Rick begins to react to not getting a job by beginning to strike out "in unreasoning retaliation".  He had been jobless for nearly eighteen months, and the disillusionment with which he had initially reacted is giving way to "a deepening, poisoning hatred".  Rick has "tried everything - labor exchanges, employment agencies, newspaper ads", and everyone has turned him down.  Their reason for denying him employment are "all variations of the same theme:  too black" (Chapter 5).


An Englishman who has served in the R.A.F. during World War II, Rick has spent time in the United States, where he has encountered racism that is "open, obvious, blatant".  Britain, in contrast, admits to no anti-Negro prejudice: "a Negro is free to board any bus or train and sit anywhere...the fact that many people might pointedly avoid sitting near him is casually overlooked...he is free to seek accommodation in any licensed hotel or boarding house - the courteous refusal which frequently follows is never ascribed to prejudice".  Upon reflection, Rick concludes that racism does indeed exist in Britain, and the fact that it is "perpetrated with the greatest of charm and courtesy" only makes his feelings of betrayal even greater (Chapter 4).

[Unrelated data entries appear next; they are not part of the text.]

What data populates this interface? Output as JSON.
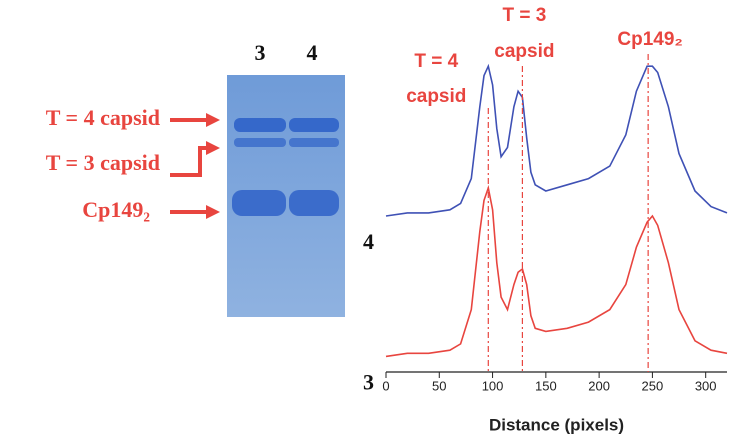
{
  "gel": {
    "lanes": [
      "3",
      "4"
    ],
    "bands": [
      "T = 4 capsid",
      "T = 3 capsid",
      "Cp149₂"
    ]
  },
  "chart_data": {
    "type": "line",
    "x_label": "Distance (pixels)",
    "x": [
      0,
      20,
      40,
      60,
      70,
      80,
      88,
      92,
      96,
      100,
      104,
      108,
      114,
      120,
      124,
      128,
      132,
      136,
      140,
      150,
      170,
      190,
      210,
      225,
      235,
      245,
      250,
      255,
      265,
      275,
      290,
      305,
      320
    ],
    "series": [
      {
        "name": "4",
        "color": "#3f51b5",
        "values": [
          50,
          51,
          51,
          52,
          54,
          62,
          85,
          95,
          98,
          92,
          78,
          69,
          72,
          85,
          90,
          88,
          75,
          64,
          60,
          58,
          60,
          62,
          66,
          76,
          90,
          98,
          98,
          96,
          85,
          70,
          58,
          53,
          51
        ]
      },
      {
        "name": "3",
        "color": "#e8453f",
        "values": [
          5,
          6,
          6,
          7,
          9,
          20,
          45,
          55,
          59,
          52,
          35,
          24,
          20,
          28,
          32,
          33,
          28,
          18,
          14,
          13,
          14,
          16,
          20,
          28,
          40,
          48,
          50,
          47,
          35,
          20,
          10,
          7,
          6
        ]
      }
    ],
    "annotations": [
      {
        "x": 96,
        "label": [
          "T = 4",
          "capsid"
        ]
      },
      {
        "x": 128,
        "label": [
          "T = 3",
          "capsid"
        ]
      },
      {
        "x": 246,
        "label": [
          "Cp149₂"
        ]
      }
    ],
    "annotation_color": "#e8453f",
    "xlim": [
      0,
      320
    ],
    "ylim": [
      0,
      100
    ],
    "xticks": [
      0,
      50,
      100,
      150,
      200,
      250,
      300
    ]
  }
}
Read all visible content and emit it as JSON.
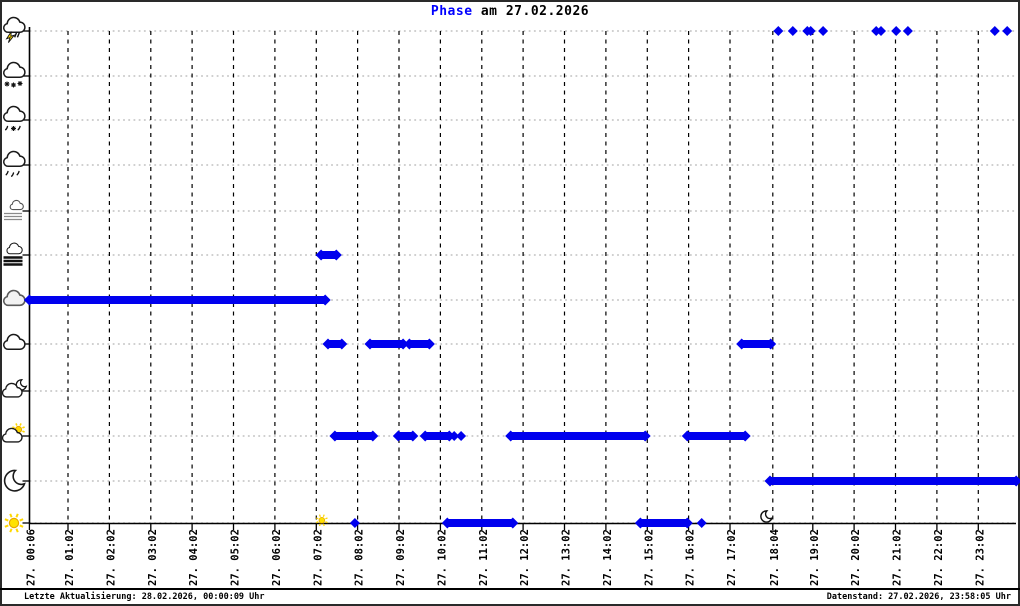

In looking for a job, Rick has found that he is considered "too well educated, too good for the lowly jobs, and too black for anything better".  Cultured and refined, he is overqualified for menial labor and he has been told that he would not fit in as a manager because those beneath him might resent "the posh way (he) speak(s)"; the unmentioned truth is that they would not want to think that a Negro might be more refined and educated than themselves.  "Caught like an insect in the tweezer grip of prejudice", Rick finds himself responding with anger.  He is for a time "no longer disposed to extend to English women or elderly people on buses and trains those essential courtesies which, from childhood, (he) had accorded them as a rightful tribute", and even finds himself glaring at small children who look at him with curiosity.


Fortunately for Rick "this cancerous condition (is) not allowed to establish itself firmly".  The unexpected kindnesses and acts of friendship and unselfishness which he from time to time experiences from the most unlikely sources are enough to keep him from descending into a sullen, long-lasting, bitter attitude of despair (Chapter 5).